Acciaierie Terni, Confcommercio Umbria: “forte preoccupazione”
“Siamo fortemente preoccupati per la piega che sta assumendo la vertenza ThyssenKrupp Ast di Terni. Non solo per i risvolti occupazionali e per la crisi del modello di sviluppo ternano: due elementi che già di per sé basterebbero per mobilitare attenzione e solidarietà ai lavoratori. Siamo convinti che dentro questa crisi ci sia un
percorso ancora più minaccioso, che deve destare l’attenzione dell’intera società civile”. Lo ha detto il presidente di Confcommercio Umbria, Antonio Giorgetti, soffermandosi sulla situazione a Terni, dove nuove forme di protesta e lotta sono state messe in opera dai lavoratori, in difesa del loro posto e per lo sviluppo dell’economia del territorio.
“Il modo in cui viene gestita la crisi dalla multinazionale tedesca è improntato ad una forte discontinuità rispetto al sistema di relazioni tra imprese, istituzioni, sindacati, che ha garantito - ha aggiunto Giorgetti - la gestione dei conflitti e delle trasformazioni in una dimensione di pace e coesione sociale.

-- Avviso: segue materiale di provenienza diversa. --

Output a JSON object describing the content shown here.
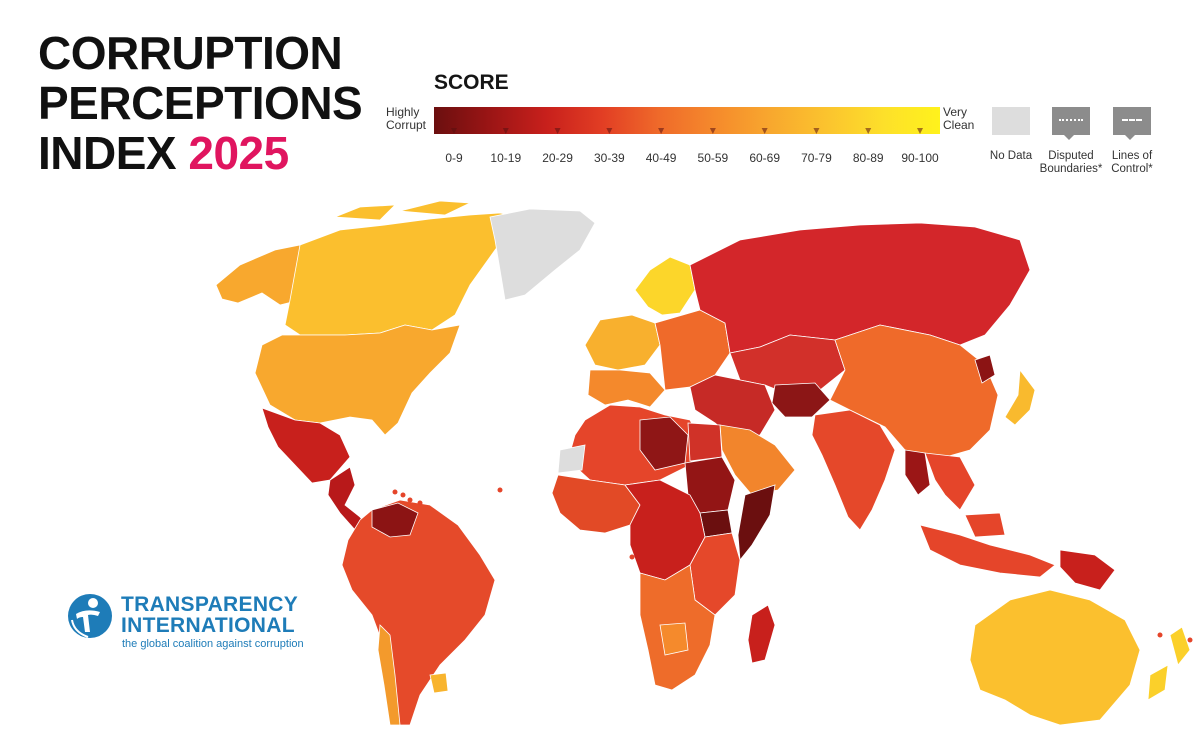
{
  "header": {
    "title_line1": "CORRUPTION",
    "title_line2": "PERCEPTIONS",
    "title_line3_prefix": "INDEX ",
    "title_year": "2025",
    "year_color": "#e0155f"
  },
  "legend": {
    "title": "SCORE",
    "low_label_line1": "Highly",
    "low_label_line2": "Corrupt",
    "high_label_line1": "Very",
    "high_label_line2": "Clean",
    "bins": [
      {
        "label": "0-9",
        "min": 0,
        "max": 9,
        "color": "#6b0f0f"
      },
      {
        "label": "10-19",
        "min": 10,
        "max": 19,
        "color": "#9b1515"
      },
      {
        "label": "20-29",
        "min": 20,
        "max": 29,
        "color": "#c8201c"
      },
      {
        "label": "30-39",
        "min": 30,
        "max": 39,
        "color": "#e23e24"
      },
      {
        "label": "40-49",
        "min": 40,
        "max": 49,
        "color": "#ef6a2a"
      },
      {
        "label": "50-59",
        "min": 50,
        "max": 59,
        "color": "#f58a2c"
      },
      {
        "label": "60-69",
        "min": 60,
        "max": 69,
        "color": "#f8a82e"
      },
      {
        "label": "70-79",
        "min": 70,
        "max": 79,
        "color": "#fbc42e"
      },
      {
        "label": "80-89",
        "min": 80,
        "max": 89,
        "color": "#fde02a"
      },
      {
        "label": "90-100",
        "min": 90,
        "max": 100,
        "color": "#fff21c"
      }
    ],
    "no_data": {
      "label": "No Data",
      "color": "#dddddd"
    },
    "disputed": {
      "label_line1": "Disputed",
      "label_line2": "Boundaries*",
      "color": "#8c8c8c"
    },
    "lines_of_control": {
      "label_line1": "Lines of",
      "label_line2": "Control*",
      "color": "#8c8c8c"
    }
  },
  "map": {
    "regions": [
      {
        "id": "canada",
        "name": "Canada",
        "score_bin": "70-79",
        "color": "#fbbf2e"
      },
      {
        "id": "usa",
        "name": "United States",
        "score_bin": "60-69",
        "color": "#f8a82e"
      },
      {
        "id": "alaska",
        "name": "Alaska",
        "score_bin": "60-69",
        "color": "#f8a82e"
      },
      {
        "id": "greenland",
        "name": "Greenland",
        "score_bin": "No Data",
        "color": "#dddddd"
      },
      {
        "id": "mexico",
        "name": "Mexico",
        "score_bin": "20-29",
        "color": "#c8201c"
      },
      {
        "id": "central-america",
        "name": "Central America",
        "score_bin": "20-29",
        "color": "#b8191a"
      },
      {
        "id": "south-america",
        "name": "South America",
        "score_bin": "30-39",
        "color": "#e54a2a"
      },
      {
        "id": "venezuela",
        "name": "Venezuela",
        "score_bin": "10-19",
        "color": "#8c1414"
      },
      {
        "id": "chile",
        "name": "Chile",
        "score_bin": "60-69",
        "color": "#f39a2c"
      },
      {
        "id": "uruguay",
        "name": "Uruguay",
        "score_bin": "70-79",
        "color": "#f8b42e"
      },
      {
        "id": "scandinavia",
        "name": "Scandinavia",
        "score_bin": "80-89",
        "color": "#fcd62a"
      },
      {
        "id": "western-europe",
        "name": "Western Europe",
        "score_bin": "70-79",
        "color": "#f8b02e"
      },
      {
        "id": "southern-europe",
        "name": "Southern Europe",
        "score_bin": "50-59",
        "color": "#f4892c"
      },
      {
        "id": "eastern-europe",
        "name": "Eastern Europe",
        "score_bin": "40-49",
        "color": "#ef6a2a"
      },
      {
        "id": "russia",
        "name": "Russia",
        "score_bin": "20-29",
        "color": "#d3262a"
      },
      {
        "id": "central-asia",
        "name": "Central Asia",
        "score_bin": "20-29",
        "color": "#d2302a"
      },
      {
        "id": "middle-east",
        "name": "Middle East",
        "score_bin": "20-29",
        "color": "#c62a26"
      },
      {
        "id": "saudi-arabia",
        "name": "Saudi Arabia",
        "score_bin": "50-59",
        "color": "#f2852c"
      },
      {
        "id": "afghanistan",
        "name": "Afghanistan",
        "score_bin": "10-19",
        "color": "#8c1616"
      },
      {
        "id": "india",
        "name": "India",
        "score_bin": "30-39",
        "color": "#e5482a"
      },
      {
        "id": "china",
        "name": "China",
        "score_bin": "40-49",
        "color": "#ef6a2a"
      },
      {
        "id": "southeast-asia",
        "name": "Southeast Asia",
        "score_bin": "30-39",
        "color": "#e5452a"
      },
      {
        "id": "myanmar",
        "name": "Myanmar",
        "score_bin": "10-19",
        "color": "#9b1616"
      },
      {
        "id": "north-korea",
        "name": "North Korea",
        "score_bin": "10-19",
        "color": "#8c1414"
      },
      {
        "id": "japan",
        "name": "Japan",
        "score_bin": "70-79",
        "color": "#f9ba2e"
      },
      {
        "id": "indonesia",
        "name": "Indonesia",
        "score_bin": "30-39",
        "color": "#e5452a"
      },
      {
        "id": "png",
        "name": "Papua New Guinea",
        "score_bin": "20-29",
        "color": "#c8201c"
      },
      {
        "id": "australia",
        "name": "Australia",
        "score_bin": "70-79",
        "color": "#fbc02e"
      },
      {
        "id": "new-zealand",
        "name": "New Zealand",
        "score_bin": "80-89",
        "color": "#fbd02a"
      },
      {
        "id": "north-africa",
        "name": "North Africa",
        "score_bin": "30-39",
        "color": "#e5452a"
      },
      {
        "id": "libya",
        "name": "Libya",
        "score_bin": "10-19",
        "color": "#8f1616"
      },
      {
        "id": "egypt",
        "name": "Egypt",
        "score_bin": "20-29",
        "color": "#d03228"
      },
      {
        "id": "sudan",
        "name": "Sudan",
        "score_bin": "10-19",
        "color": "#931515"
      },
      {
        "id": "south-sudan",
        "name": "South Sudan",
        "score_bin": "0-9",
        "color": "#6b0f0f"
      },
      {
        "id": "somalia",
        "name": "Somalia",
        "score_bin": "0-9",
        "color": "#6b0f0f"
      },
      {
        "id": "west-africa",
        "name": "West Africa",
        "score_bin": "30-39",
        "color": "#e24a26"
      },
      {
        "id": "central-africa",
        "name": "Central Africa",
        "score_bin": "20-29",
        "color": "#c8201c"
      },
      {
        "id": "east-africa",
        "name": "East Africa",
        "score_bin": "30-39",
        "color": "#e5482a"
      },
      {
        "id": "southern-africa",
        "name": "Southern Africa",
        "score_bin": "40-49",
        "color": "#ee6c2a"
      },
      {
        "id": "botswana",
        "name": "Botswana",
        "score_bin": "50-59",
        "color": "#f58a2c"
      },
      {
        "id": "madagascar",
        "name": "Madagascar",
        "score_bin": "20-29",
        "color": "#c8201c"
      },
      {
        "id": "western-sahara",
        "name": "Western Sahara",
        "score_bin": "No Data",
        "color": "#dddddd"
      }
    ]
  },
  "logo": {
    "name_line1": "TRANSPARENCY",
    "name_line2": "INTERNATIONAL",
    "tagline": "the global coalition against corruption",
    "color": "#1e7cb8"
  }
}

La ThyssenKrupp rompe brutalmente questo metodo, delegittimando chiaramente le organizzazioni sindacali e le istituzioni locali, approfittando anche di un intervento del Governo centrale che i sindacati valutano troppo defilato e soft. E lo rompe pur avendo i bilanci del gruppo in ottimo stato e una
buona produttività degli stabilimenti ternani. L’unica ragione sembra essere quella di poter ottenere un profitto maggiore delocalizzando gli impianti. “Il problema che la vertenza ThyssenKrupp Ast pone all’intera società civile nazionale - ha concluso Giorgetti - sembra superato nella coscienza civile e giuridica del Paese e sancito dal dettato costituzionale che attribuisce all’impresa precise funzioni sociali, con ciò esaltandone il ruolo e contemporaneamente chiedendo all’impresa comportamenti coerenti con questo ruolo di responsabilità”.